Вначале в работе семинара, проходившего на квартире Воронеля, принимали участие всего восемь человек: Александр Воронель, Марк Азбель, Ирина и Виктор Браиловские, Дан Рогинский, Виктор Мандельцвейг, Моше Гитерман и Вениамин Файн. Со временем состав семинара значительно расширился, и на заседаниях присутствовало свыше двадцати человек. Секретарем семинара был Виктор Мандельцвейг.
– Как работалось на семинаре? – спросил я его.[9]
– Мы еще были свежие от работы, профессиональные ученые, поэтому уровень был хороший.
– Выездные темы обсуждались?
– Не в официальной части семинара. До и после. Нам хотелось, чтобы семинар стал убежищем для ученых. Потом, мы же все работали в разных областях физики. Воронель, например, в области физики твердого тела, я – в области ядерной физики. Каждый выступал в своей сфере, но старался делать это как можно популярнее.
Воронель получил разрешение на выезд в декабре 1974 года. После его отъезда семинар возглавил Марк Азбель.
– Как вам удавалось в течение стольких лет сохранять настрой людей, мобилизованных на выезд, в рамках чисто научной тематики? – обратился я к Марку.[10]
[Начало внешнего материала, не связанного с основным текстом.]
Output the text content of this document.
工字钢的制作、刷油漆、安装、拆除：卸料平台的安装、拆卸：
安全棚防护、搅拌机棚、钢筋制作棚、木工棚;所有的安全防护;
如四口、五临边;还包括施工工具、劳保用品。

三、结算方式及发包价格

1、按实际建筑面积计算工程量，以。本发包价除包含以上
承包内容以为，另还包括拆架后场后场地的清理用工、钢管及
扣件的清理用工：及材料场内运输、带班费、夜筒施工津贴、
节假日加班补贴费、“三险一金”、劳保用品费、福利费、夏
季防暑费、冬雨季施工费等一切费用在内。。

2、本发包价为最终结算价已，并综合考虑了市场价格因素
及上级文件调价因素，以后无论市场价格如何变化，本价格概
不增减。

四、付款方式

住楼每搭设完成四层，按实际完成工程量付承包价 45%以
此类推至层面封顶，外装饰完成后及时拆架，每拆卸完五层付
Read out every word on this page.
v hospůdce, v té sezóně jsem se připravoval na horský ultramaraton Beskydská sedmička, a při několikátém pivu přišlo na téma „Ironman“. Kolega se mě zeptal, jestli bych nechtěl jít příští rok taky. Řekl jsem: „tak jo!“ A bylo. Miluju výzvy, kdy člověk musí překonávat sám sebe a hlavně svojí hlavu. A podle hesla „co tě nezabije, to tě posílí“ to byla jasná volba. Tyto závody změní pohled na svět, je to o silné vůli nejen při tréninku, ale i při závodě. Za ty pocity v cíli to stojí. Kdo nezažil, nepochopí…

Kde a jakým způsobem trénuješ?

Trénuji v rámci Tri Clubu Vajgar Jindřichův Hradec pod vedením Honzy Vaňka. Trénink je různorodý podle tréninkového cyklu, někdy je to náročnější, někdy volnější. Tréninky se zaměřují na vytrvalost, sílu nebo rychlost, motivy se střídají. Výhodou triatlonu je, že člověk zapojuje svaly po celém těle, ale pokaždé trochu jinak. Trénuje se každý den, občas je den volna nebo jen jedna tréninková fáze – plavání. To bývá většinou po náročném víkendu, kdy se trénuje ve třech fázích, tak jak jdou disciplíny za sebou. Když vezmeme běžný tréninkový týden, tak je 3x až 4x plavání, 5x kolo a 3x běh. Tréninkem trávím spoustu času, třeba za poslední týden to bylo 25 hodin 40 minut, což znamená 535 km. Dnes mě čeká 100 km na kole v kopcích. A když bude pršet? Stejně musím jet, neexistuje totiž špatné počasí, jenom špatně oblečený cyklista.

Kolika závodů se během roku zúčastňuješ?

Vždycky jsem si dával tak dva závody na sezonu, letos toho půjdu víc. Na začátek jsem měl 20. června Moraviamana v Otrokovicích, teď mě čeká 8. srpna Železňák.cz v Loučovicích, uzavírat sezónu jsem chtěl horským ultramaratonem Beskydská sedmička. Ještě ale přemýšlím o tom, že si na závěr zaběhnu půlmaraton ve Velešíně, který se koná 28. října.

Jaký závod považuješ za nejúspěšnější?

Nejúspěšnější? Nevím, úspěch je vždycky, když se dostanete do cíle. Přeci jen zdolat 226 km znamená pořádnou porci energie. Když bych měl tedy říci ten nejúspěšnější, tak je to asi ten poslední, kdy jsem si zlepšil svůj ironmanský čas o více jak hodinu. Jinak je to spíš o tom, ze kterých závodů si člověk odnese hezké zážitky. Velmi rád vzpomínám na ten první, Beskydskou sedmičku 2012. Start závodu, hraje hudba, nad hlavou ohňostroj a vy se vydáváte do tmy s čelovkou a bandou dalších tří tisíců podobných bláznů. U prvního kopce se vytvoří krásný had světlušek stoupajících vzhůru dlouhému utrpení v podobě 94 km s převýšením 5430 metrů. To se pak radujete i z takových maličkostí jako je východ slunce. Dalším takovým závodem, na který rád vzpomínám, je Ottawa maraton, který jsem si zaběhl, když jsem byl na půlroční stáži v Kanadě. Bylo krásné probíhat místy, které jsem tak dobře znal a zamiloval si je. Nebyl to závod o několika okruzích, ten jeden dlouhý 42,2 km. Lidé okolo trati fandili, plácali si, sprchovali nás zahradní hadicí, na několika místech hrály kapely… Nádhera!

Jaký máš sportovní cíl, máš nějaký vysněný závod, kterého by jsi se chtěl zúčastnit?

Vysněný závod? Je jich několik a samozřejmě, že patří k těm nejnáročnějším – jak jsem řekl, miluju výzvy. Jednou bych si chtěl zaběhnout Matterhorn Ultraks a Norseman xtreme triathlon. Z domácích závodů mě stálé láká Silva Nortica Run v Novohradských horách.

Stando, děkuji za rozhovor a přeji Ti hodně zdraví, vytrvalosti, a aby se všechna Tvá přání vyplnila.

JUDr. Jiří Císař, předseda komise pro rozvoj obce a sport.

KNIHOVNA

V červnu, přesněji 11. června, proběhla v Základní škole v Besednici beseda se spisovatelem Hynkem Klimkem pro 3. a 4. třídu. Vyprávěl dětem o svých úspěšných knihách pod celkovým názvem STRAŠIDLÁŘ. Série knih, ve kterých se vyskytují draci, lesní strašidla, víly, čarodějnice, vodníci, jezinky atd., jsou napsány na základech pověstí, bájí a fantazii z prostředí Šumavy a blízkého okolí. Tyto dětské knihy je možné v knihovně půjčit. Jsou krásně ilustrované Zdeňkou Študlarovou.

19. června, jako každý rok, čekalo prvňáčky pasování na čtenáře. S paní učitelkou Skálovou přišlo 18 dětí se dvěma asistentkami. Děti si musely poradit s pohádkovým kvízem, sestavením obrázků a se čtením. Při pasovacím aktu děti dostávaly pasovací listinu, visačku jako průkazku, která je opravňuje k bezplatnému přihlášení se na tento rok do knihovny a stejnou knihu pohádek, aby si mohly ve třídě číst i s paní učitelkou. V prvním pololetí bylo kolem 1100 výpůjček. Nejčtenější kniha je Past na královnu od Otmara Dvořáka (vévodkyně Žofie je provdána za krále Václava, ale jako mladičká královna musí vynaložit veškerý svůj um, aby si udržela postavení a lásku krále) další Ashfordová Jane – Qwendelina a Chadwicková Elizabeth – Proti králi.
– Это было мое убеждение. Я ведь не был зиц-председателем и точно знал, что делаю, подобно чему делаю… был такой семинар у Капицы. Перед каждым заседанием я категорически заявлял, что во время семинара ничего не относящегося к науке происходить не будет. С первой до последней секунды вопросы “кто мы, где мы, как мы” исключались. Всегда объявлялись начало и конец заседания. Правда, если в комнате тихонько разговаривали между собой, я не вмешивался. Да, мы работали в разных областях физики, но обсуждение на идейном уровне не требует выписывания интеграла и не понижает уровня обсуждения. Мы хотели знать обо всем, что происходит интересного в науке в любой области. Если я открою программу нашего коллоквиума, чаще это будет физика любой области, но будут доклады и по биологии, и по экономике. Рассказывалось то, что является нынешним и завтрашним днем науки.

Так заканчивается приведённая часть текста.